Prosecutors say the Cobb County father who intentionally left his son in a hot SUV to die wanted to escape his role as husband and father.
During opening statements prosecutor Chuck Boring told jurors this case is about death, deception and the double life that Ross Harris was leading.
Attorney Boring told the six women and six men from Glynn county that Harris communicated with 30 people while his son was dying in his SUV in the Home Depot tree house parking lot.
"Not only was he dealing with underage girls and teenage girls, but prostitutes," prosecutor Boring told the court.

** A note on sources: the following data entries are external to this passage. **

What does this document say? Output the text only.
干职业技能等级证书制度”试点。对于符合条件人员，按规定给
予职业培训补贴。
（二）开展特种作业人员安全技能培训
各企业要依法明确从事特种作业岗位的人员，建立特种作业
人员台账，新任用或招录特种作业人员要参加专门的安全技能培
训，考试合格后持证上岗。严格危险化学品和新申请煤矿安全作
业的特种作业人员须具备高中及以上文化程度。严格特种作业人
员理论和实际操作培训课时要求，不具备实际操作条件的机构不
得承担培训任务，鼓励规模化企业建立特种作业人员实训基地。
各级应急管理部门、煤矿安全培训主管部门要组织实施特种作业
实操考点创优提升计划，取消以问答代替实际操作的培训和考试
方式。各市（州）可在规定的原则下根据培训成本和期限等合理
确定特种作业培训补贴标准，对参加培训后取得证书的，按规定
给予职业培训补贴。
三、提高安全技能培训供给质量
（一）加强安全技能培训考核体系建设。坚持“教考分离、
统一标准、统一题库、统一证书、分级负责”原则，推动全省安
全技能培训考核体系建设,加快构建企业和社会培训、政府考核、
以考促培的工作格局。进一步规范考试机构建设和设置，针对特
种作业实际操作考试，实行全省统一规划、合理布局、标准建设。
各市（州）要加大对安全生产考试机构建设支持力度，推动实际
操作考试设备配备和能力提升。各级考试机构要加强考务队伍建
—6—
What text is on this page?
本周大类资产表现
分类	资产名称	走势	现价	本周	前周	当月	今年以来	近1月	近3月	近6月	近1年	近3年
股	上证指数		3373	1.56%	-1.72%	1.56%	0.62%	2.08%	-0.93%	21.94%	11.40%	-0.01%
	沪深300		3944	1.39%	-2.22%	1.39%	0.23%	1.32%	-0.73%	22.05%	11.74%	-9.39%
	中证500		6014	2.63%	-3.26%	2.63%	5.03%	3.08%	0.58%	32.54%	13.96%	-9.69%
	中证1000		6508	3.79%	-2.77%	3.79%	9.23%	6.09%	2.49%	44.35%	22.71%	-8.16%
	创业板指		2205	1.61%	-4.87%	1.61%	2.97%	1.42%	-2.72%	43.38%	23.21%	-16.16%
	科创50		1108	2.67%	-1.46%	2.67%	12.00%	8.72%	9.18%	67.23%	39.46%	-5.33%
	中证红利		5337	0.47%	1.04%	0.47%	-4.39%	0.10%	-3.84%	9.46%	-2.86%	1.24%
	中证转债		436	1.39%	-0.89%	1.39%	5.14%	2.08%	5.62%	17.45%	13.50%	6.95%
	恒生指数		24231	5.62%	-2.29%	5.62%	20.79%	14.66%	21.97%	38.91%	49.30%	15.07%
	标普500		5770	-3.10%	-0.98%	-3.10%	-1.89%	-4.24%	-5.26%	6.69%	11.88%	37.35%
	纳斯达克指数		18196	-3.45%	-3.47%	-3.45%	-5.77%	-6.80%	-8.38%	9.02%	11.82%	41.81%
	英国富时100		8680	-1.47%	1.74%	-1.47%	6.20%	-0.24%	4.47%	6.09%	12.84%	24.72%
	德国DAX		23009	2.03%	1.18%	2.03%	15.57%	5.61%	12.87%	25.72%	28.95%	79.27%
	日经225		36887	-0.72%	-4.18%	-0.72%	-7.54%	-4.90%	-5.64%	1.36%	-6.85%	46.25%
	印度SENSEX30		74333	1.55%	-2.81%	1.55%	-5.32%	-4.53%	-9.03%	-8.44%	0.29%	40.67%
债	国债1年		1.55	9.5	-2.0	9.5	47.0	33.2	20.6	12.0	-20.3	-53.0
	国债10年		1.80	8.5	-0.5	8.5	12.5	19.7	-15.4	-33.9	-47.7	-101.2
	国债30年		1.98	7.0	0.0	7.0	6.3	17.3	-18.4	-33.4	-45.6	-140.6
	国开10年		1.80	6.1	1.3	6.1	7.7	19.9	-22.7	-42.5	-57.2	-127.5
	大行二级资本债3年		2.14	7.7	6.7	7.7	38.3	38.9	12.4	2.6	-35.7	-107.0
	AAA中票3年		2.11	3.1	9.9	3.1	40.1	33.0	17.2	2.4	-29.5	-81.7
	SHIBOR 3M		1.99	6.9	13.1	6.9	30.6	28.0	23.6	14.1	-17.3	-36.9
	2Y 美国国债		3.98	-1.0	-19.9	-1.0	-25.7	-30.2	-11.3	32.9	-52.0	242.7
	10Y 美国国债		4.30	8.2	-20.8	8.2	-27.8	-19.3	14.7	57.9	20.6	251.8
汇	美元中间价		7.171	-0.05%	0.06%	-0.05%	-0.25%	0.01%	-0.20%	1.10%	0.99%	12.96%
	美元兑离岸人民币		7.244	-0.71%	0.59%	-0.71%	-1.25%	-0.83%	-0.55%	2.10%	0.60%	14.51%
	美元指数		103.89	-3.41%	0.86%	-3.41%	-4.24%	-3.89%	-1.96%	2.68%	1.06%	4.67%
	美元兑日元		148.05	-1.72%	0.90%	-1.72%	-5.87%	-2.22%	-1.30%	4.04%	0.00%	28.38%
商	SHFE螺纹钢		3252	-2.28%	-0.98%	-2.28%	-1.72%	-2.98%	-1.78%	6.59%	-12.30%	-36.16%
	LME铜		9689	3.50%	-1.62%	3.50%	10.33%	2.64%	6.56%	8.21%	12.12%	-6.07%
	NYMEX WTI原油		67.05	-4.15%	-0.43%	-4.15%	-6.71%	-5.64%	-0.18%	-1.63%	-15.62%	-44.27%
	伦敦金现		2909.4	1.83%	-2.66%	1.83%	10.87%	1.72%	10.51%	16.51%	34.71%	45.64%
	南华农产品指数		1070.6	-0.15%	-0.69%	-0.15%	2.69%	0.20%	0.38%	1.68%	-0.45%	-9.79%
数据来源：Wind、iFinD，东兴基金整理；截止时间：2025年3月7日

The jury was seated Monday morning as the Ross Harris murder trial resumed in Brunswick. The silent selection process took about 37 minutes and was conducted by Judge Mary Staley Clark's clerk, Mr. Brian Phillips. The jury is made up of eight men and eight women, four of which are alternates.
Prior to opening statements Detective Ralph Escamillo of the Cobb County Police Department took the stand to describe the undercover sting operation that lead him to an escort who Harris had been contacting in May of 2014. The woman confirmed that she had met up with Harris multiple times that month. She continuously referred to Harris as being “fat and dumpy.” Despite the defense’s objections, Judge Mary Staley agreed that the escorts meeting with Escamillo will remain far game in the trial.
Harris, 35, of Cobb County, is charged with murder, accused of leaving his 22-month-old son, Cooper, in a hot car to die back in June 2014.
The case originally was supposed to go to trial in Cobb County in April of this year, but after three weeks of jury selection, the judge approved the defense's request to move the trial out of the county because of pretrial publicity, eventually settling on the coastal city of Brunswick.
Prosecutors believe Harris intentionally left his son to die at a time when Harris was unhappy in his marriage and looking for relationships with other women. Defense attorneys say the death was a tragic accident.
The defense will get its turn at opening statements Tuesday.